|Michelle Obama and the Muppet Veggies,|
brought to you by the Pew Charitable Trusts
It is interesting that this major foundation shows up on Kathleen Sebelius's list of 1,040 organizations receiving waivers releasing them from ObamaCare regulations. After all, according to the U.S. Department of Health and Human Services, the waivers exist for the purpose of "helping Americans keep the coverage they have."
(That is, the coverage that Barack Hussein Obama assured the American people we are in no danger of losing due to ObamaCare. But I digress . . . .)
One would think that a foundation worth $3 Billion that exists for the express purpose of giving away money would be able to keep their employees covered by health insurance without the aid of a waiver from the Department of Health and Human Services.
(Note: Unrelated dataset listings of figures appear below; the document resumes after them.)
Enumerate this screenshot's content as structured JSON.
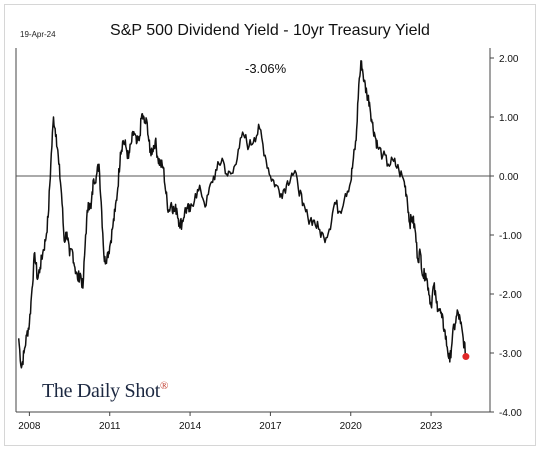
{
  "header": {
    "date": "19-Apr-24",
    "title": "S&P 500 Dividend Yield - 10yr Treasury Yield",
    "annotation": "-3.06%"
  },
  "branding": {
    "logo_text": "The Daily Shot",
    "logo_mark": "®"
  },
  "colors": {
    "line": "#111111",
    "zero_line": "#555555",
    "last_point": "#e02828"
  },
  "chart_data": {
    "type": "line",
    "title": "S&P 500 Dividend Yield - 10yr Treasury Yield",
    "xlabel": "",
    "ylabel": "",
    "x_ticks": [
      "2008",
      "2011",
      "2014",
      "2017",
      "2020",
      "2023"
    ],
    "y_ticks": [
      "2.00",
      "1.00",
      "0.00",
      "-1.00",
      "-2.00",
      "-3.00",
      "-4.00"
    ],
    "xlim": [
      2007.5,
      2025.2
    ],
    "ylim": [
      -4,
      2
    ],
    "y_axis_side": "right",
    "grid": false,
    "reference_line": 0,
    "last_value": -3.06,
    "series": [
      {
        "x": [
          2007.6,
          2007.7,
          2007.8,
          2007.9,
          2008.0,
          2008.1,
          2008.2,
          2008.3,
          2008.4,
          2008.5,
          2008.6,
          2008.7,
          2008.8,
          2008.9,
          2009.0,
          2009.1,
          2009.2,
          2009.3,
          2009.4,
          2009.5,
          2009.6,
          2009.7,
          2009.8,
          2009.9,
          2010.0,
          2010.1,
          2010.2,
          2010.3,
          2010.4,
          2010.5,
          2010.6,
          2010.7,
          2010.8,
          2010.9,
          2011.0,
          2011.1,
          2011.2,
          2011.3,
          2011.4,
          2011.5,
          2011.6,
          2011.7,
          2011.8,
          2011.9,
          2012.0,
          2012.1,
          2012.2,
          2012.3,
          2012.4,
          2012.5,
          2012.6,
          2012.7,
          2012.8,
          2012.9,
          2013.0,
          2013.1,
          2013.2,
          2013.3,
          2013.4,
          2013.5,
          2013.6,
          2013.7,
          2013.8,
          2013.9,
          2014.0,
          2014.2,
          2014.4,
          2014.6,
          2014.8,
          2015.0,
          2015.2,
          2015.4,
          2015.6,
          2015.8,
          2016.0,
          2016.2,
          2016.4,
          2016.6,
          2016.8,
          2017.0,
          2017.2,
          2017.4,
          2017.6,
          2017.8,
          2018.0,
          2018.2,
          2018.4,
          2018.6,
          2018.8,
          2019.0,
          2019.2,
          2019.4,
          2019.6,
          2019.8,
          2020.0,
          2020.1,
          2020.2,
          2020.3,
          2020.4,
          2020.5,
          2020.6,
          2020.7,
          2020.8,
          2020.9,
          2021.0,
          2021.2,
          2021.4,
          2021.6,
          2021.8,
          2022.0,
          2022.1,
          2022.2,
          2022.3,
          2022.4,
          2022.5,
          2022.6,
          2022.7,
          2022.8,
          2022.9,
          2023.0,
          2023.1,
          2023.2,
          2023.3,
          2023.4,
          2023.5,
          2023.6,
          2023.7,
          2023.8,
          2023.9,
          2024.0,
          2024.1,
          2024.2,
          2024.3
        ],
        "y": [
          -2.75,
          -3.25,
          -3.0,
          -2.7,
          -2.5,
          -1.9,
          -1.3,
          -1.75,
          -1.55,
          -1.3,
          -1.1,
          -0.7,
          0.2,
          1.0,
          0.7,
          0.2,
          -0.3,
          -1.1,
          -0.95,
          -1.35,
          -1.25,
          -1.55,
          -1.75,
          -1.65,
          -1.9,
          -1.0,
          -0.45,
          -0.55,
          -0.05,
          0.0,
          0.2,
          -0.6,
          -1.45,
          -1.35,
          -1.2,
          -0.9,
          -0.6,
          -0.2,
          0.4,
          0.6,
          0.5,
          0.3,
          0.55,
          0.75,
          0.55,
          0.6,
          1.05,
          0.9,
          0.9,
          0.4,
          0.45,
          0.6,
          0.3,
          0.2,
          0.15,
          -0.3,
          -0.6,
          -0.45,
          -0.6,
          -0.55,
          -0.8,
          -0.8,
          -0.6,
          -0.55,
          -0.6,
          -0.3,
          -0.25,
          -0.5,
          -0.1,
          0.1,
          0.3,
          0.0,
          0.05,
          0.45,
          0.7,
          0.5,
          0.65,
          0.8,
          0.35,
          0.0,
          -0.15,
          -0.3,
          -0.15,
          0.05,
          -0.05,
          -0.5,
          -0.7,
          -0.75,
          -0.9,
          -1.05,
          -0.9,
          -0.45,
          -0.6,
          -0.3,
          -0.1,
          0.3,
          0.6,
          1.55,
          1.95,
          1.6,
          1.4,
          1.25,
          0.9,
          0.7,
          0.5,
          0.35,
          0.2,
          0.25,
          0.1,
          -0.1,
          -0.35,
          -0.8,
          -0.7,
          -0.9,
          -1.4,
          -1.3,
          -1.7,
          -1.65,
          -1.9,
          -2.2,
          -1.85,
          -2.15,
          -2.25,
          -2.4,
          -2.6,
          -2.9,
          -3.15,
          -2.7,
          -2.5,
          -2.3,
          -2.5,
          -2.75,
          -3.06
        ]
      }
    ]
  }
}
I mean, the Department of Health and Human Services and the IRS expect you and I to maintain our own health insurance coverage without the aid of Kathleen Sebelius even though we are not (I think it is safe to say) worth $3 billion.
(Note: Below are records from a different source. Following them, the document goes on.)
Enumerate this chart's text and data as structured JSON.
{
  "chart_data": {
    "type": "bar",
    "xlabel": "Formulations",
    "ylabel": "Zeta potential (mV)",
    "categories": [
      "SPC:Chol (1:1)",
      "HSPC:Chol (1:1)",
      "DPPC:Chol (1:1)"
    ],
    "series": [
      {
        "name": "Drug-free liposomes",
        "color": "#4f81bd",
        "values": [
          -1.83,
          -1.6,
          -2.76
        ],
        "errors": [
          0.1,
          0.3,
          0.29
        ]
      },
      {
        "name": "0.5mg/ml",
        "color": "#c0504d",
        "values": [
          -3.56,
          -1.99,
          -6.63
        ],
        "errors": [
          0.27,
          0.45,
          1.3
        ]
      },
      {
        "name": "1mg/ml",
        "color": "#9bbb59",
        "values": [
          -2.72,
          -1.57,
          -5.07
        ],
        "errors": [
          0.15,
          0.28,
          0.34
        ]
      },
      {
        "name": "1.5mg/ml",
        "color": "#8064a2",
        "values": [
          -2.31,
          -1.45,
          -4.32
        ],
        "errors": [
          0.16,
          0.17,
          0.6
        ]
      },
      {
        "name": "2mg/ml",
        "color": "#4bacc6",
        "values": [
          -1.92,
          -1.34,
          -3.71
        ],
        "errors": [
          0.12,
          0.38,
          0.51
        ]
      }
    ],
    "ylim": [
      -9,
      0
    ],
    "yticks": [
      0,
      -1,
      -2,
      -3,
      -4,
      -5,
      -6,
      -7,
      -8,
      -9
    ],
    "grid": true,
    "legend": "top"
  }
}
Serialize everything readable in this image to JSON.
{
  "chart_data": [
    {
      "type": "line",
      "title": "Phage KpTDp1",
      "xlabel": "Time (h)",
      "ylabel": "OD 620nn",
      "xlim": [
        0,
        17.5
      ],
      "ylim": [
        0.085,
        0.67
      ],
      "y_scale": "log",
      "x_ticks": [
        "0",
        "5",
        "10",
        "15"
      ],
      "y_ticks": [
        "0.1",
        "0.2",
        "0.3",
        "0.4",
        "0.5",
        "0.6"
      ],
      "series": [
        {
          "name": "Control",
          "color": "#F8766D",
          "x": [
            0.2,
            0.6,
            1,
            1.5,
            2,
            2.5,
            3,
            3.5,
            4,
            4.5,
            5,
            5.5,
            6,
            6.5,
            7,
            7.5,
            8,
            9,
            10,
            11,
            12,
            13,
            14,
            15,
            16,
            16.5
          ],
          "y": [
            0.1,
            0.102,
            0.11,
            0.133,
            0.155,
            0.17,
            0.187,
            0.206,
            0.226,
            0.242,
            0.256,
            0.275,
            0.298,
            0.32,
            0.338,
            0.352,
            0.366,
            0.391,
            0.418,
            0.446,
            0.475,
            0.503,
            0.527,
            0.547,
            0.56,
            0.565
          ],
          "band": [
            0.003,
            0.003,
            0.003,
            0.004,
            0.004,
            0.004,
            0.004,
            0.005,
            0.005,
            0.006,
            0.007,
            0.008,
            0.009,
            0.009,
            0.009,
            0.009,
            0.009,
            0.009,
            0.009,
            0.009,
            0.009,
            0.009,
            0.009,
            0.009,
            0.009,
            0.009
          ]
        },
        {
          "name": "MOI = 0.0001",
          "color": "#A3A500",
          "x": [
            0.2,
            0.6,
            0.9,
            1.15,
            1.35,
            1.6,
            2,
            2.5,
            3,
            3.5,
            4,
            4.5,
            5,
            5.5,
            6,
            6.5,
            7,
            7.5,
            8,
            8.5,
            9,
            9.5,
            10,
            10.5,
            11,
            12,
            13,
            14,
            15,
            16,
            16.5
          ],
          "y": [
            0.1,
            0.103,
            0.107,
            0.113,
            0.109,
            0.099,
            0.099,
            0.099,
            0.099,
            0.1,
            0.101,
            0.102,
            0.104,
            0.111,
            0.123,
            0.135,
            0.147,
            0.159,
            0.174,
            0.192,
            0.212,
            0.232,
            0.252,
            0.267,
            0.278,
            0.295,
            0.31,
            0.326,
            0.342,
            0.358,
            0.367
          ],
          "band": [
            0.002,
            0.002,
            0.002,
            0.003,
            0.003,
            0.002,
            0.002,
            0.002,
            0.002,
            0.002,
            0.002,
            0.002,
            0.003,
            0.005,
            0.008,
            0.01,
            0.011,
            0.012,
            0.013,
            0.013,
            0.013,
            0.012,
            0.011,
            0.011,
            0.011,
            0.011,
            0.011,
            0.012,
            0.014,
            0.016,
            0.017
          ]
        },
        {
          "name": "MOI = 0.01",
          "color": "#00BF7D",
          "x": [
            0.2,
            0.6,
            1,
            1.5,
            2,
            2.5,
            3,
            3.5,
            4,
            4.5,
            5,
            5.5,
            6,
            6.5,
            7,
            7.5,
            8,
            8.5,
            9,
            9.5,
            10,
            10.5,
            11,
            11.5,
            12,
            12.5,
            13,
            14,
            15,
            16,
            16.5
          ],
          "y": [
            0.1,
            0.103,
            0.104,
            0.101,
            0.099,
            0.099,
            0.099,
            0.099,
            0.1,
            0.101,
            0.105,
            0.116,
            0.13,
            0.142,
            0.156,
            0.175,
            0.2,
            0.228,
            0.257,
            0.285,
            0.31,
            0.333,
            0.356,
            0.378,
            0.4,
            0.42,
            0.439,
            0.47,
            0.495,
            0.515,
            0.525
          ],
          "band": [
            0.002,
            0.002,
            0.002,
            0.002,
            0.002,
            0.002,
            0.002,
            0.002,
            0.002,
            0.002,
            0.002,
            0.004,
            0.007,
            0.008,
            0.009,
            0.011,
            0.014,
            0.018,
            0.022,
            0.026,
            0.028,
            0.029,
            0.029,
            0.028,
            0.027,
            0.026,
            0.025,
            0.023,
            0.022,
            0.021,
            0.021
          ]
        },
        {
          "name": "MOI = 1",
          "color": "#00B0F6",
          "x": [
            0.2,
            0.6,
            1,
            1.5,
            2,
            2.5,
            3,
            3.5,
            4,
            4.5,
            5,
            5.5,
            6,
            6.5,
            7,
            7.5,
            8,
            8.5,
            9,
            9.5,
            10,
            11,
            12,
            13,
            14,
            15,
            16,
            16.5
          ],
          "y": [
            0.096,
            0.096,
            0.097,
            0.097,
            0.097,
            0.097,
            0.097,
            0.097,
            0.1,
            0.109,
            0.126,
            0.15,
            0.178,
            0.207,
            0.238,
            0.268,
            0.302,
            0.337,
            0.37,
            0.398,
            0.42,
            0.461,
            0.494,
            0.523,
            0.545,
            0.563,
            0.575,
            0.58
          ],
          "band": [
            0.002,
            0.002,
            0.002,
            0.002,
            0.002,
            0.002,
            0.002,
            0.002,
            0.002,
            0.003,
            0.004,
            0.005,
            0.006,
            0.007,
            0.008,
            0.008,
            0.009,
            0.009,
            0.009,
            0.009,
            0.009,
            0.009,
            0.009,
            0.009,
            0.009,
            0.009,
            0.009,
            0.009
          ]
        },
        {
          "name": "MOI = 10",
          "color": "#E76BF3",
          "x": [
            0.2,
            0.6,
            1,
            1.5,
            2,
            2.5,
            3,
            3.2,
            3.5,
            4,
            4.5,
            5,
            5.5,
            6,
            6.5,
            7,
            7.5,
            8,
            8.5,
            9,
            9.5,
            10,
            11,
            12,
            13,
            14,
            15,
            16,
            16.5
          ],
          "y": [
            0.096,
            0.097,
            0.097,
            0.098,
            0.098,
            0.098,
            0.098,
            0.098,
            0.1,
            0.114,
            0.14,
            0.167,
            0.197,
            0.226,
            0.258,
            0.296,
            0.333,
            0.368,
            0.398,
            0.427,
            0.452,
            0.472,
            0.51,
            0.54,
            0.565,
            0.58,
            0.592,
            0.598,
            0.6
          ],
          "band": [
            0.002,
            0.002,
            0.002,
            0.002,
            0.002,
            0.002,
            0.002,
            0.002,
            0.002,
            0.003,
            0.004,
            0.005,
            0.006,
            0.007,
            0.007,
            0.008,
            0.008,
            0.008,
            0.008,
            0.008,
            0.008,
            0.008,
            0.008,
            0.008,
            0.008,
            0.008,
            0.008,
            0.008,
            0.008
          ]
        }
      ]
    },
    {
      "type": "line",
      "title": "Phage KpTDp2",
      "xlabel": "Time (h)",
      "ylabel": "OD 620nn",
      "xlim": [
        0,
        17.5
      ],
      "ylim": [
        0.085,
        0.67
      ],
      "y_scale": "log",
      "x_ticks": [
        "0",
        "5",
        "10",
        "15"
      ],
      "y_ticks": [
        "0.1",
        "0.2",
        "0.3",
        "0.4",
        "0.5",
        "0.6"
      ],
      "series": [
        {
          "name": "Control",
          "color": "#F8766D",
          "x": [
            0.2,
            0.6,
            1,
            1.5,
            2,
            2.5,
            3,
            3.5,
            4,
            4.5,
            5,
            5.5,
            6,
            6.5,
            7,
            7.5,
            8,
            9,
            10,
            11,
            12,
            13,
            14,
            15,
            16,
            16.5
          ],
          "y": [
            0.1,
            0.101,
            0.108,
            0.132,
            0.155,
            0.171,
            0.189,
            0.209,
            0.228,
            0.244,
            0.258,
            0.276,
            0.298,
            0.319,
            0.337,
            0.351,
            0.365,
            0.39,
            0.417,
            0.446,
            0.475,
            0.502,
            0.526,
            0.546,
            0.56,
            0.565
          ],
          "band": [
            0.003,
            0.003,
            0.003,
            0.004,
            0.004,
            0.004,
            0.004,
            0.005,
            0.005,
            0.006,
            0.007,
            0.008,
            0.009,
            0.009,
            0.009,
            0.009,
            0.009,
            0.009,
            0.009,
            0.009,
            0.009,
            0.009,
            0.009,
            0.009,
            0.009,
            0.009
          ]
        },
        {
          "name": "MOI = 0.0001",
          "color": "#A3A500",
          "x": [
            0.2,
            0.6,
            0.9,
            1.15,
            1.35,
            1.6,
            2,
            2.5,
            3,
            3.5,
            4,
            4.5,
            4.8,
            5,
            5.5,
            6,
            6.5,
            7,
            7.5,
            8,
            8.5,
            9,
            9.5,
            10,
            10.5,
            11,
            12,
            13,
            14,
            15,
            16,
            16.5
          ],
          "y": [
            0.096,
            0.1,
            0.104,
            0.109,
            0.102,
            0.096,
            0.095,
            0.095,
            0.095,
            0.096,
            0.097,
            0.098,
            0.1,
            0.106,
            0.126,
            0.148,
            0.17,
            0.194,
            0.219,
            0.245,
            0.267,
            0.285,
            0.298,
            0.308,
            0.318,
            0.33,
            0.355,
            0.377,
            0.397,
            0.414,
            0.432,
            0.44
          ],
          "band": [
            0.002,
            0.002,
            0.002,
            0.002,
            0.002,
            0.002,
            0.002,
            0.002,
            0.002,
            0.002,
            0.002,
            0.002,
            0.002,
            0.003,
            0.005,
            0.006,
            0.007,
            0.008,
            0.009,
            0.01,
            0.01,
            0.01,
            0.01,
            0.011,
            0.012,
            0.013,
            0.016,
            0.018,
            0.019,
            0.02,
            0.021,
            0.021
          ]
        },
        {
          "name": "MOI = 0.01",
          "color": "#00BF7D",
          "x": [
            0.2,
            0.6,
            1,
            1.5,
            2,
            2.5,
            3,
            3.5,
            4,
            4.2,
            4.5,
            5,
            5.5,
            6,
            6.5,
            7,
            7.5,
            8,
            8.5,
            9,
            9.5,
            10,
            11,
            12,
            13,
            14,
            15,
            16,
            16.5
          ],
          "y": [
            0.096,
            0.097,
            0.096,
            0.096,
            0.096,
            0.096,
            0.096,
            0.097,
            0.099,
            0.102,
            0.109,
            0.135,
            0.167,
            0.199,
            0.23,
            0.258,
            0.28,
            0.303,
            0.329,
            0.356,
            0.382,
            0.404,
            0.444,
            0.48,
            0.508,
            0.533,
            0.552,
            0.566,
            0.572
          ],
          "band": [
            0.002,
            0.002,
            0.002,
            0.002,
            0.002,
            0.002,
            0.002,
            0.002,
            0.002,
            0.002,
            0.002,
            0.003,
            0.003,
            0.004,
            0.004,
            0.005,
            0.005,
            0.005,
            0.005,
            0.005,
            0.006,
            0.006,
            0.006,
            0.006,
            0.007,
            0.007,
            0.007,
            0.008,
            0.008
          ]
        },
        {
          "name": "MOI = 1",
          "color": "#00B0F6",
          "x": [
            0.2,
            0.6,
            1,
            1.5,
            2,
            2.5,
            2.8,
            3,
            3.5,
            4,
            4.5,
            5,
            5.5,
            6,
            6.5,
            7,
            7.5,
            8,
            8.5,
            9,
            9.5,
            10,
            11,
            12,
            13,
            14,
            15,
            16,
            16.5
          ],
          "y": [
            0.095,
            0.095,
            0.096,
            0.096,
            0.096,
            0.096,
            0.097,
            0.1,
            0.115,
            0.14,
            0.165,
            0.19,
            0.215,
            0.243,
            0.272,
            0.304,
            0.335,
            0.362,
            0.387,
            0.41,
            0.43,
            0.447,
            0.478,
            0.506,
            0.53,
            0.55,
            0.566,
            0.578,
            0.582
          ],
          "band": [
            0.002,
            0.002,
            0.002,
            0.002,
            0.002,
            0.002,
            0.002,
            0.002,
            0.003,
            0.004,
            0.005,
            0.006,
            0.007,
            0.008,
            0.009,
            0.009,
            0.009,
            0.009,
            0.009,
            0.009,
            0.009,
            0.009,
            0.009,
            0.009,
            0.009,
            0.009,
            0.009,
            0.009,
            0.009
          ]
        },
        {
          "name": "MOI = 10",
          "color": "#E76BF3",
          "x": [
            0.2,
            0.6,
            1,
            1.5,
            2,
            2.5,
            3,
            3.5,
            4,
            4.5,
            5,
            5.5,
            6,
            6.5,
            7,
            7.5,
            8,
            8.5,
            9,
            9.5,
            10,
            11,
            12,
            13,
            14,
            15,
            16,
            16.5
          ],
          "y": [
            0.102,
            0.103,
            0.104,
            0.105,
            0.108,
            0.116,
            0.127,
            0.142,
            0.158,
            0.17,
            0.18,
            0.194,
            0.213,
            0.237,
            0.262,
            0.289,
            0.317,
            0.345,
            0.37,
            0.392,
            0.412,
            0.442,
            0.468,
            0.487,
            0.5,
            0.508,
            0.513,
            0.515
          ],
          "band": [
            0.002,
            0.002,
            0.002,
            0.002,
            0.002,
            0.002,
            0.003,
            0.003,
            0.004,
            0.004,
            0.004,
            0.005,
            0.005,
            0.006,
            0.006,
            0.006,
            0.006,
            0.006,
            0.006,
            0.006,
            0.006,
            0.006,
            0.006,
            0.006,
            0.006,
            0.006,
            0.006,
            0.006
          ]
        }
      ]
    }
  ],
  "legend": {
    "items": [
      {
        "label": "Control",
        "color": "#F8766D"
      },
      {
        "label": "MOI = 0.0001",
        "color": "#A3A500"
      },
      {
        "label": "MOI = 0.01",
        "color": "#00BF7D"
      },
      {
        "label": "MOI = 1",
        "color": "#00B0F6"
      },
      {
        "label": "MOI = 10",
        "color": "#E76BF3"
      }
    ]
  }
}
The selection of the Carnegie Corporation of New York for the honor of not having to comply with ObamaCare regulations also is interesting because Andrew Carnegie, who originally endowed the foundation with his fabulous wealth 100 years ago, famously believed in helping those who help themselves: giving to the "industrious and ambitious; not those who need everything done for them, but those who, being most anxious and able to help themselves, deserve and will be benefited by help from others." That's not exactly a public policy that this administration has endorsed, at least when it comes to benefiting industrious and ambitious small business owners.
On the other hand, America has learned to expect that members of Democrat-supporting unions of service and food workers, farm laborers, and members of the construction trades like electrical and iron workers, carpenters, bricklayers, and plumbers and pipefitters, as well as miners and workers in other industries, and even, (though it's a stretch) wine and liquor salesmen of New Jersey, will be rewarded for their support of ObamaCare, even though it means they are exempted from it, but does America really want to go the extra parsec to help foot the health-care bill for charitable foundations worth billions, like the Robert Wood Johnson Foundation (worth at least $9 Billion) and the Pew Charitable Trusts (worth $5 Billion)?
These foundations and the others granted waivers by Kathleen Sebelius exert enormous power of social engineering by directing huge sums of grant money to the activities and the types of research they are interested in promoting.
At present, the Robert Wood Johnson Foundation has special interests in health insurance reform and childhood obesity. Where have you heard about those recently? Among many other concerns, the Pew Charitable Trusts fund studies of great concern to this administration: including economic policy and public opinion, not to mention Public Broadcasting and the Muppets.